C2_M1_Lab_4_Efficiency Suspected bug in the code

DAResaid · December 31, 2025, 11:18am

Hello,

I noticed, that both subsets: “train_set” and “val_set“ in the “get_data_loaders_with_validation“ function (the “Training and Evaluation“ section of the lab) end up with the same transform – “transform_test“ – since the line “full_trainset = datasets.CIFAR10(root=‘./cifar10’, train=True, download=True, transform=transform_train)” just stores the transform function, “random_split” does not copy the data, and the line “val_set.dataset.transform = transform_test“ redefines the transform on the shared “full_trainset” object, i.e. for both “train_set” and “val_set“ subsets (please, see the attached screenshot).

Am I reading the code correctly? And if yes, Is that intentional choice or should different dataset objects be used (i.e. defined differently)?

Thank you!

Deepti_Prasad · December 31, 2025, 1:00pm

no @DAResaid at one place where transform_train is being used for train_set,

the test is using the val_set transformer as it clearly mentions apply the nonaugmented test transform to the validation transform where probably train=False would be mentioned.

DAResaid · December 31, 2025, 1:47pm

I am sorry, but I am not sure I got your “at one place where transform_train is being used for train_set“. At which “one place”? If you mean in the line “full_trainset = datasets.CIFAR10(root=‘./cifar10’, train=True, download=True, transform=transform_train)”, which I mentioned in my message, then by my understanding it does not help with my question/concern as I explained above.

So I would like somebody to review my arguments in my initial message about possible issue with the code, and either explain to me what’s wrong with them (with my arguments) or let me know what is the reason to have “train_set” and “val_set“ subsets with the same transform in this lab.

Thank you!

Deepti_Prasad · December 31, 2025, 2:20pm

full_trainset doesn’t mean train_set and val_set it only means train_set.

Probably they need to remove that full to avoid such confusion for learners.

@Mubsi, please confirm or clear confusion for learner.

paulinpaloalto · December 31, 2025, 4:43pm

Wow, the OOP waters are getting pretty deep here and this is a very subtle point, which took some sharp understanding to recognize. It will require either a) some very careful study of the APIs being used or b) instrumentation using the python id() function to see whether the objects are actually the same. Or perhaps both. Well, I guess you could also try sampling the output of the train_set and see if you can detect whether the augmentations are actually happening or not, but that may not be so easy to discern.

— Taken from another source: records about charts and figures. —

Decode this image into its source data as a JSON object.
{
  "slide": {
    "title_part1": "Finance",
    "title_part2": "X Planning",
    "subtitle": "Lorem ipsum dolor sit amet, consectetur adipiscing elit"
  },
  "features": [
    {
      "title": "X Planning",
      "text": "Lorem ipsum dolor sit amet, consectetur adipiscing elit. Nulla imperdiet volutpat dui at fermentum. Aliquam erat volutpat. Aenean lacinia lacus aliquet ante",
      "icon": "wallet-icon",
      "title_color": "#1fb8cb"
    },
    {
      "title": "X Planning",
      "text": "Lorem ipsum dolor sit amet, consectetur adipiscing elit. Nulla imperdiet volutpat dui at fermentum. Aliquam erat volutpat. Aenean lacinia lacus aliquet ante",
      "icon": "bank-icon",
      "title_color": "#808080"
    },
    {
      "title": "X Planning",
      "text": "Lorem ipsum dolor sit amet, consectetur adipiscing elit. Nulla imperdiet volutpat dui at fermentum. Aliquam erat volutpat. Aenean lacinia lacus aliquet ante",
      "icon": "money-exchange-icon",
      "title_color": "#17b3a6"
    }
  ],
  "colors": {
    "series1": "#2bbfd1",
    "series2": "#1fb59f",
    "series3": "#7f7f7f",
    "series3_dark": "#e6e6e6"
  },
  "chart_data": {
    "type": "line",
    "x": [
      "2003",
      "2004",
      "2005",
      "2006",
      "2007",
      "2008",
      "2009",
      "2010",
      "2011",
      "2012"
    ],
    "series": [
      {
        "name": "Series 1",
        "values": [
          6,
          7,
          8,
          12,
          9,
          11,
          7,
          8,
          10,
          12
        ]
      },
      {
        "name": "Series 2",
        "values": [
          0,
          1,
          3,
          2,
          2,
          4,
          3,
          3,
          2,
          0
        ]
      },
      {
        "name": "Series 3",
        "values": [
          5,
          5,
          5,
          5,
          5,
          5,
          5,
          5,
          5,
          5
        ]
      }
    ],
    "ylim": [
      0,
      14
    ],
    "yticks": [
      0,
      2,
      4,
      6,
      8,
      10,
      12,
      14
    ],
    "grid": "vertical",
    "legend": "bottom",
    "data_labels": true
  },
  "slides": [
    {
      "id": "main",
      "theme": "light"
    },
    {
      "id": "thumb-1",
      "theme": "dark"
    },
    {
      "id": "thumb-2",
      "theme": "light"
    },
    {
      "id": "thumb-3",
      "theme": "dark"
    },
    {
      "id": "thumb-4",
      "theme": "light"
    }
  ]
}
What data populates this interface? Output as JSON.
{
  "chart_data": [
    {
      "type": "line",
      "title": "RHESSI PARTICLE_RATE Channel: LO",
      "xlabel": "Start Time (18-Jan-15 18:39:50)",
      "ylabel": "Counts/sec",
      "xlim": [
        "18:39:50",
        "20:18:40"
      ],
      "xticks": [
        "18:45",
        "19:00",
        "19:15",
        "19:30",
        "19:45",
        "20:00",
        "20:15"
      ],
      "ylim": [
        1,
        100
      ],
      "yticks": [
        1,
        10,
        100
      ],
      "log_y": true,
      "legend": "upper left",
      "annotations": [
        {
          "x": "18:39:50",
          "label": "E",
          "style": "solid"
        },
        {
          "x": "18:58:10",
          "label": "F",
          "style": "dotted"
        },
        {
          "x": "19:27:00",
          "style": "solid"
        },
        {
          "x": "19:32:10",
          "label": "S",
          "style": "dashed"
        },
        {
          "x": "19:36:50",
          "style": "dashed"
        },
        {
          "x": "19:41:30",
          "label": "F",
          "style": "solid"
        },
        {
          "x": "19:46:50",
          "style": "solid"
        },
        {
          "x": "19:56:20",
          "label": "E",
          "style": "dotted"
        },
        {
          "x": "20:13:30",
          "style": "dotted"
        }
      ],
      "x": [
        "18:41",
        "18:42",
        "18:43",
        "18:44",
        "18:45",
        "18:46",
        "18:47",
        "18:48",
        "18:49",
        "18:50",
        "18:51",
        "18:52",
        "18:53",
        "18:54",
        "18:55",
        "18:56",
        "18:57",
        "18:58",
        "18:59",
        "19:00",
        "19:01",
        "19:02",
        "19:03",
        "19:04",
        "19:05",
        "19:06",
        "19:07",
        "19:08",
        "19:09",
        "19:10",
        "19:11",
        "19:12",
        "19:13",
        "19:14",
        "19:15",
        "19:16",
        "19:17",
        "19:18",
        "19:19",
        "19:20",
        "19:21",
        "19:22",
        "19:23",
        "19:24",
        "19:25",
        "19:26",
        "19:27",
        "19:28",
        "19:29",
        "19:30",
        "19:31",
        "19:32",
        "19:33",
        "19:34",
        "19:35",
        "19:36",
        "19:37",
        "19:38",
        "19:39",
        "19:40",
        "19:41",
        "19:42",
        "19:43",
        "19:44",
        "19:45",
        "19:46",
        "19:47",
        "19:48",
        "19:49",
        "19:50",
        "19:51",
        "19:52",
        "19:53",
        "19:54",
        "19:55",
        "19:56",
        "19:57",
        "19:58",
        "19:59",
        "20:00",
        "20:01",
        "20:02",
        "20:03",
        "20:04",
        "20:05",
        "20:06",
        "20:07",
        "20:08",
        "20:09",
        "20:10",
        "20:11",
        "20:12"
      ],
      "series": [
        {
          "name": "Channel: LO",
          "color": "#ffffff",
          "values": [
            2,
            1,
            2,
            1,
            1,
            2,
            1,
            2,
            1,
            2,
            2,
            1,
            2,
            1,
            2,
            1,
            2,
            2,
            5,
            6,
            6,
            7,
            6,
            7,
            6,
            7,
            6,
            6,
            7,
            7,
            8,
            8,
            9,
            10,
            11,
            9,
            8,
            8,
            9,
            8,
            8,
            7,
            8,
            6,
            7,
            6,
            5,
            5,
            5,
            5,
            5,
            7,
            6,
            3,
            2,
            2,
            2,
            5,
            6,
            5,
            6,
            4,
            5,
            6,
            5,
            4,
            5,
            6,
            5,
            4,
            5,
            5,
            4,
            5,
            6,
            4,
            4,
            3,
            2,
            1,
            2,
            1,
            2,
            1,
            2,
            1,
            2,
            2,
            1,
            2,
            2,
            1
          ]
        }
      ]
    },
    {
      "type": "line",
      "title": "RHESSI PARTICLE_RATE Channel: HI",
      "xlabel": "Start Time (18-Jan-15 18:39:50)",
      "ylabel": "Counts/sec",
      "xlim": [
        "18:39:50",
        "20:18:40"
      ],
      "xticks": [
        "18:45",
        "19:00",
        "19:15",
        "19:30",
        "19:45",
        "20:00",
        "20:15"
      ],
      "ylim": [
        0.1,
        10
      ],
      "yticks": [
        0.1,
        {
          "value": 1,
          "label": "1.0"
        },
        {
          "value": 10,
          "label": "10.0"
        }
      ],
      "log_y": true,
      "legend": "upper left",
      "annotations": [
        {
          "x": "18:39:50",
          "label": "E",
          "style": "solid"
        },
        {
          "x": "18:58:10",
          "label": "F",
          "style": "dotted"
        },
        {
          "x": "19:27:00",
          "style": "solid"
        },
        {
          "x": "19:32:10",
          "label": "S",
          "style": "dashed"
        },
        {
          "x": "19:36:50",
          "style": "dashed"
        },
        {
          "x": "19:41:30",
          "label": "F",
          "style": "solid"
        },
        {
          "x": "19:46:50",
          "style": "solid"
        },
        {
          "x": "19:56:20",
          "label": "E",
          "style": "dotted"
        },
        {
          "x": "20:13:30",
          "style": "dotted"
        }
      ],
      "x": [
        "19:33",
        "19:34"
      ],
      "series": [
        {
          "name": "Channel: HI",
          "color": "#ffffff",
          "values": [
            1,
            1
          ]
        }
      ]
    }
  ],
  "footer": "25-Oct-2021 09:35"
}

I will take a swing at the id() strategy and see if I can get anywhere with that.

DAResaid · December 31, 2025, 5:01pm

Thank you very much for understanding what I tried to say, Paul! I really appreciate it.

paulinpaloalto · December 31, 2025, 5:15pm

Ok, yes, you called it. I added the following lines to that function to show the object IDs:

    # Split the full training set into separate training and validation sets.
    train_set, val_set = random_split(full_trainset, [train_size, val_size])
    print(f"id(train_set.dataset) = {id(train_set.dataset)}")
    print(f"id(val_set.dataset) = {id(val_set.dataset)}")

    # Apply the non-augmented test transform to the validation set.
    val_set.dataset.transform = transform_test
    print(f"id(train_set.dataset.transform) = {id(train_set.dataset.transform)}")
    print(f"id(val_set.dataset.transform) = {id(val_set.dataset.transform)}")

Of course if the first two are equal, printing the second two is a foregone conclusion, but still. Here’s what I see when I run things with that in place:

id(train_set.dataset) = 139982783351120
id(val_set.dataset) = 139982783351120
id(train_set.dataset.transform) = 139982783360528
id(val_set.dataset.transform) = 139982783360528

So you’re exactly right that the point is that both train_set and val_set point back at the original dataset, so any assignment you make to the dataset of one will affect both.

It’s just a way deeper version of the point about python objects made on this ancient scroll recently excavated.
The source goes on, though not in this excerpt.